Pero ésta no es una fábula. En el patio donde fui presa de los tábanos, donde habitaba el superhombre al que no le picaba nada y hasta los cazaba y les quitaba las alas, dejé una deuda. Me estaba comiendo un desayuno fantástico cuando los dípteros maléficos me empezaron a comer a mí, así que escapé y quedé de pasar a pagar después. Con el correr de los días, la inflamación bajó y recuperé la confianza para volver al lugar del crimen, a saldar la deuda y salir huyendo. Me entretuve un poco platicando (entre otras cosas, de las mordeduras en mis piernas), y aunque estuve atento y a la defensiva todo el tiempo, otro tábano (que diga, tábana) me mordió en la mano izquierda, en el dedo índice, otra vez atinándole a una vena (es notable su puntería).

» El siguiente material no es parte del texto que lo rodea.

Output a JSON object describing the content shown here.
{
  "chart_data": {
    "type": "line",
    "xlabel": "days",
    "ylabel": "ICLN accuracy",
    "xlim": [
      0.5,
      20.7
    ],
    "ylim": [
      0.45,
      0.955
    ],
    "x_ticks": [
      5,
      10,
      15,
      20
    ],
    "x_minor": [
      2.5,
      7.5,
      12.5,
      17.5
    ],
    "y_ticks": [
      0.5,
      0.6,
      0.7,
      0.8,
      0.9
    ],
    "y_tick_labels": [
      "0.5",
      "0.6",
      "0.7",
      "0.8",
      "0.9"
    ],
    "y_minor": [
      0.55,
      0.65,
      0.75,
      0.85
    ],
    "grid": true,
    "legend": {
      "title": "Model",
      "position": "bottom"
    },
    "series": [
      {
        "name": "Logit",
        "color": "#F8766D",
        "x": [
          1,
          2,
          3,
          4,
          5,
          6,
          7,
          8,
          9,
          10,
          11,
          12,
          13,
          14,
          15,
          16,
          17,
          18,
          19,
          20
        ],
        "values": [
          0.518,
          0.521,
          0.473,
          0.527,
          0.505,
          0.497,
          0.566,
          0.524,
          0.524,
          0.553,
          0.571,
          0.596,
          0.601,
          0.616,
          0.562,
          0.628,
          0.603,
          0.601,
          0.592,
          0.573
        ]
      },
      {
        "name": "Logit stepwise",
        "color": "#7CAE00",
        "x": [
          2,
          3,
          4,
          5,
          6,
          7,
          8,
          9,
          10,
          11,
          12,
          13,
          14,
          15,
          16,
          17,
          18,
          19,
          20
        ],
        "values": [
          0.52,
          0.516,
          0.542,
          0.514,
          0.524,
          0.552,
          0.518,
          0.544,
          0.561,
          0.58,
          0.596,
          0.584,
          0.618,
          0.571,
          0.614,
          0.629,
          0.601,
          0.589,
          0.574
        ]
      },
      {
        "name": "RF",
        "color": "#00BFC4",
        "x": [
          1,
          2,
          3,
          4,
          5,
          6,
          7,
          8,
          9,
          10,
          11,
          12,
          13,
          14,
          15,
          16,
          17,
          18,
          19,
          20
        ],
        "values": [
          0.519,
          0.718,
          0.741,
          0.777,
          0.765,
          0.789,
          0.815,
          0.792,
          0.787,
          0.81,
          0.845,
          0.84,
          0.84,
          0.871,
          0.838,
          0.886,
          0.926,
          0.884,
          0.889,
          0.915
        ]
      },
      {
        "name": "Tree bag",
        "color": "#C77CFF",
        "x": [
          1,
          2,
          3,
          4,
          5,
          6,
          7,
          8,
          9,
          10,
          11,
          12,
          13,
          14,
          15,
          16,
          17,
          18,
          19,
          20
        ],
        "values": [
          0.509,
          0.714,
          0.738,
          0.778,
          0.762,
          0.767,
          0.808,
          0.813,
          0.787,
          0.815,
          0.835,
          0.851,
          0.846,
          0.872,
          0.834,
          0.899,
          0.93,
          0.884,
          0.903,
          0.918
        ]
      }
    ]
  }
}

En esta ocasión la alergia fue un poco distinta; primero se me hinchó el dedo y después el dorso de la mano. Lo que siguió fue muy interesante: la inflamación empujó de regreso al dedo un montón de sangre y se me formó, justo sobre la mordida, una bolita roja, como un frijolito de dulce. Después de lo cual, la inflamación en la mano bajó rápidamente y por completo. Tengo la siguiente hipótesis: como el dedo no se puede inflamar tanto como el dorso de la mano (la piel no da de sí y no hay tanta carne) algo del agente infeccioso se logró colar después de la primera defensa. Es decir, la inflamación del dedo no logró contener la saliva del bicho. Y por eso es que después se tuvo que inflamar también la mano. Ahí sí se bloqueó el avance y por eso se regresó con todo y sangre. Cuando se formó el frijolito la inflamación de la mano ya no era necesaria y por eso disminuyó tan velozmente: el ente ajeno estaba perfectamente encapsulado y fuera del organismo.
Cuando se me reventó la bolita, unos días después, ya en casa, me lavé con alcohol y mertiolate, cuidé un tiempo que estuviera limpio (con curitas), y tan tan, como si nada. Se cerró la herida en dos días, como si hubiera sido un raspón.
Aun tengo rastros de las mordidas, ahora que reviso el texto, y son principios de marzo, la mano derecha está a punto de volver a la normalidad, el dedo de la izquierda sigue un poco enrojecido y en las piernas me quedan algunas costras, pero nada que llame la atención. Mi amiga Susana me contó una historia donde los tábanos dejan larvas donde muerden y me tuvo muy inquieto, evidentemente. Pero no, el suyo debe de haber sido otro insecto. No soy huésped de ningún parásito subcutáneo, por ahora, y estoy listo para volver a la playa.